Pendapat ini dipilih oleh mayoritas pakar tafsir dari para salaf dan
selain mereka, juga menjadi pendapat Ibnu ‘Abbas.[5]
Keutamaan Beramal di Sepuluh Hari Pertama Bulan Dzulhijah
Nabi shallallahu ‘alaihi wa sallam bersabda, “Tidak ada
satu amal sholeh yang lebih dicintai oleh Allah melebihi amal sholeh
yang dilakukan pada hari-hari ini (yaitu 10 hari pertama bulan Dzul
Hijjah).” Para sahabat bertanya: “Tidak pula jihad di jalan Allah?” Nabi shallallahu ‘alaihi wa sallam menjawab: “Tidak
pula jihad di jalan Allah, kecuali orang yang berangkat jihad dengan
jiwa dan hartanya namun tidak ada yang kembali satupun.”[6]

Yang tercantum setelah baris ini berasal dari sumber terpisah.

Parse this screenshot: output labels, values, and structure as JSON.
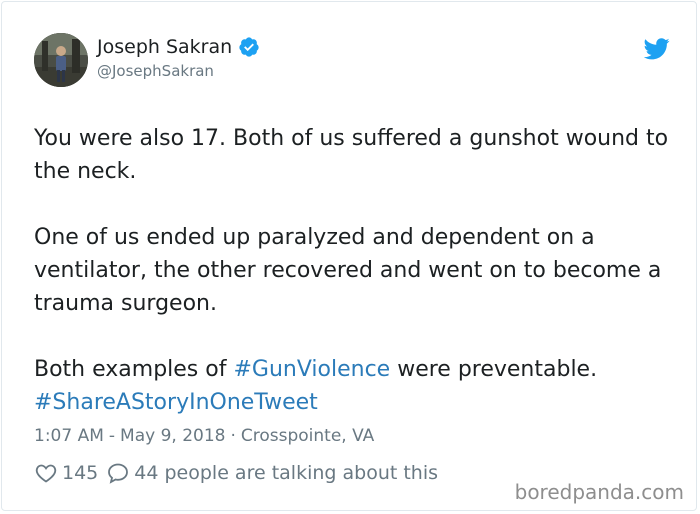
{
  "tweet": {
    "author": {
      "display_name": "Joseph Sakran",
      "handle": "@JosephSakran",
      "verified": true
    },
    "text": {
      "paragraph1": "You were also 17. Both of us suffered a gunshot wound to the neck.",
      "paragraph2": "One of us ended up paralyzed and dependent on a ventilator, the other recovered and went on to become a trauma surgeon.",
      "paragraph3_prefix": "Both examples of ",
      "hashtag1": "#GunViolence",
      "paragraph3_suffix": " were preventable.",
      "hashtag2": "#ShareAStoryInOneTweet"
    },
    "meta": {
      "time": "1:07 AM",
      "separator1": "-",
      "date": "May 9, 2018",
      "separator2": "·",
      "location": "Crosspointe, VA"
    },
    "actions": {
      "likes": "145",
      "replies_text": "44 people are talking about this"
    }
  },
  "watermark": "boredpanda.com",
  "colors": {
    "text": "#1c2022",
    "secondary": "#697882",
    "link": "#2b7bb9",
    "verified": "#1da1f2",
    "twitter_brand": "#1da1f2"
  },
  "icons": {
    "bird": "twitter-bird-icon",
    "verified": "verified-badge-icon",
    "like": "heart-icon",
    "reply": "speech-bubble-icon"
  }
}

Ibnu Rajab Al Hambali mengatakan, “Hadits ini menunjukkan bahwa
amalan di sepuluh hari pertama bulan Dzulhijah lebih dicintai oleh Allah
daripada hari-hari lainnya dan di sini tidak ada pengecualian. Jika
dikatakan bahwa amalan di hari-hari tersebut lebih dicintai oleh Allah,
itu menunjukkan bahwa beramal di waktu itu adalah sangat utama di
sisi-Nya.”[7]
Bahkan jika seseorang melakukan amalan yang mafdhul (kurang utama) di
hari-hari tersebut, maka bisa jadi lebih utama daripada seseorang
melakukan amalan yang utama di selain sepuluh hari awal bulan Dzulhijah.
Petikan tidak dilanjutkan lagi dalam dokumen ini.